Pfarrer Christoph Doll
1989 Nahid setzt den Roman aus Sicht der Mutter fort. Über diese Lektüre sprach der katholische Pfarrer Christoph Doll von St. Eberhard. Die Flucht selbst, von der heimlichen Vorbereitung bis zum Ankommen bei den freundlichen, aber seltsamen Nachbarn Walter und Ulla. Da zeigt sich Integration als Aufgabe für beide Seiten. Deutschland wird als Ziel aller kulturellen Sehnsüchte entzaubert, Kontraste zeigen sich zwischen verschiedenen Werten und Denksystemen. "Was ist meine Identität?", fragt sich die gebildete und erfolgreiche Ärztin, die auch viel gut gemeinten Unsinn und zahlreiche Klischees erlebt. Wenigstens sollen die Kinder sich waschen, wenn sie Hunde gestreichelt haben.




Monika Renninger
1999 Laleh ist das Kapitel der Tochter. Daraus las Monika Renninger einen Ausschnitt über die Vorbereitungen zu einem Besuch von Mutter und Tochter bei der zahlreichen Verwandtschaft in Teheran. Die Leiterin des Evangelischen Bildungszentrums Hospitalhof hob die Rolle der Tochter hervor, die extrem zwischen zwei grundverschiedenen Welten hin- und hergerissen ist. Die Welt des fremdartigen Gottesstaates, in dem die Frauen sich vor den Blicken der Männer verhüllen müssen, und die Welt der Frauen, die sich trickreich immer mehr kleine Freiheiten ertrotzen. Teherans öffentliche Welt und die private Welt hinter der Haustür mit einer großen Liebe zu Schönheit, Kosmetik, Poesie und Musik. Dennoch: Laleh fühlt sich in Deutschland sicherer und wohler.



Matthias Vosseler
2009 Mo erzählt von Lalehs jüngerem Bruder Mo. Über dieses Kapitel aus der Sicht des "coolen Typs" sprach Pfarrer Matthias Vosseler von der Stiftskirche. Mo ist bei Facebook und Youtube aktiv, hat Freunde in der westlichen wie der islamischen Welt. Seine Kumpels in Deutschland, seine Studentenbude, seine Interessen für Musik und Politik zeigen ihn aufgeschlossen, offen. Der engagierte Demokraten nimmt an der "grünen Revolution" der Studenten gegen das erzkonservative Regime von Mahmud  Ahmadinedschad großen Anteil. Aber noch ist der Islam im Iran intolerant und fremd. So ist Religion nicht attraktiv für junge Leute mit Sehnsucht nach Freiheit.

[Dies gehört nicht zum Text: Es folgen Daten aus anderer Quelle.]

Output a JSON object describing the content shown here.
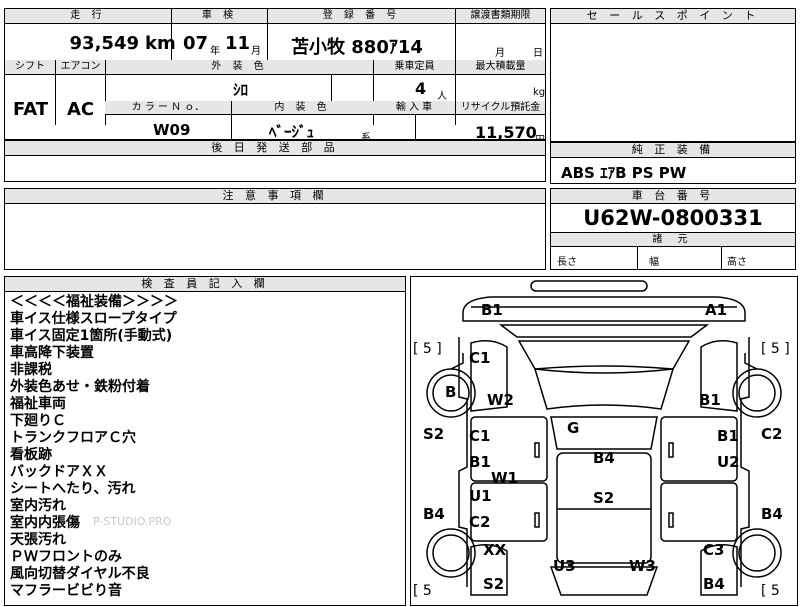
{
  "top": {
    "mileage_label": "走 行",
    "mileage_value": "93,549",
    "mileage_unit": "km",
    "inspection_label": "車 検",
    "inspection_year": "07",
    "inspection_year_unit": "年",
    "inspection_month": "11",
    "inspection_month_unit": "月",
    "registration_label": "登 録 番 号",
    "registration_value": "苫小牧 880ｱ14",
    "transfer_label": "譲渡書類期限",
    "transfer_month_unit": "月",
    "transfer_day_unit": "日"
  },
  "mid": {
    "shift_label": "シフト",
    "shift_value": "FAT",
    "ac_label": "エアコン",
    "ac_value": "AC",
    "exterior_label": "外 装 色",
    "exterior_value": "ｼﾛ",
    "capacity_label": "乗車定員",
    "capacity_value": "4",
    "capacity_unit": "人",
    "maxload_label": "最大積載量",
    "maxload_unit": "kg",
    "colorno_label": "カ ラ ー Ｎ ｏ．",
    "colorno_value": "W09",
    "interior_label": "内 装 色",
    "interior_value": "ﾍﾞｰｼﾞｭ",
    "interior_unit": "系",
    "import_label": "輸 入 車",
    "recycle_label": "リサイクル預託金",
    "recycle_value": "11,570",
    "recycle_unit": "円"
  },
  "later_parts_label": "後 日 発 送 部 品",
  "caution_label": "注 意 事 項 欄",
  "sales_point_label": "セ ー ル ス ポ イ ン ト",
  "equipment": {
    "label": "純 正 装 備",
    "value": "ABS  ｴｱB  PS  PW"
  },
  "chassis": {
    "label": "車 台 番 号",
    "value": "U62W-0800331"
  },
  "dimensions": {
    "label": "諸 元",
    "length_label": "長さ",
    "width_label": "幅",
    "height_label": "高さ"
  },
  "inspector": {
    "label": "検 査 員 記 入 欄",
    "notes": [
      "＜＜＜＜福祉装備＞＞＞＞",
      "車イス仕様スロープタイプ",
      "車イス固定1箇所(手動式)",
      "車高降下装置",
      "非課税",
      "外装色あせ・鉄粉付着",
      "福祉車両",
      "下廻りＣ",
      "トランクフロアＣ穴",
      "看板跡",
      "バックドアＸＸ",
      "シートへたり、汚れ",
      "室内汚れ",
      "室内内張傷",
      "天張汚れ",
      "ＰＷフロントのみ",
      "風向切替ダイヤル不良",
      "マフラービビり音"
    ],
    "watermark": "P-STUDIO.PRO"
  },
  "diagram": {
    "tire_tl": "[ 5 ]",
    "tire_tr": "[ 5 ]",
    "tire_bl": "[ 5",
    "tire_br": "[ 5",
    "marks": {
      "b1_top": "B1",
      "a1_top": "A1",
      "c1_front": "C1",
      "b_wheel": "B",
      "w2": "W2",
      "b1_right_front": "B1",
      "s2_left": "S2",
      "c1_left": "C1",
      "g": "G",
      "b1_right": "B1",
      "c2_right": "C2",
      "b1_left": "B1",
      "b4_roof": "B4",
      "u2": "U2",
      "w1": "W1",
      "u1": "U1",
      "s2_roof": "S2",
      "b4_left": "B4",
      "c2_left": "C2",
      "b4_right": "B4",
      "xx": "XX",
      "c3": "C3",
      "u3": "U3",
      "w3": "W3",
      "s2_rear": "S2",
      "b4_rear": "B4"
    }
  }
}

Nach einer guten Stunde ging das Gespräch der Theologen in einen Dialog mit dem Publikum über. Natürlich hat hier niemand über einen religiösen oder antireligiösen Roman gesprochen, den Shida Bazyar mit "Nachts ist es leise in Teheran" auch nicht geschrieben hat. Doch es wurde auch gefragt, was man denn aus theologischer Sicht mitnehmen könne. "Vielleicht unsere fragmentierte Existenz, die es mit mit all ihren Brüchen anzunehmen gilt und die auch Gott annimmt", meinte Eberhard Schwarz. Die einen sahen vor allem den gescheiterten kommunistischen Revolutionär Behsad als traurige Figur, andere aber fanden ihn abgeklärt und altersweise in seinem deutschen Exil.  Religion gehört zum Leben, wenn auch nicht immer als heilende, sondern auch als verletzende Kraft. Die Mehrstimmigkeit in Shida Bazyars Roman enthält so viel Offenheit für Kommendes, so viel Humor und Wärme, dass es auch deshalb sicher gut war, an diesem Ort über ihr Buch zu sprechen.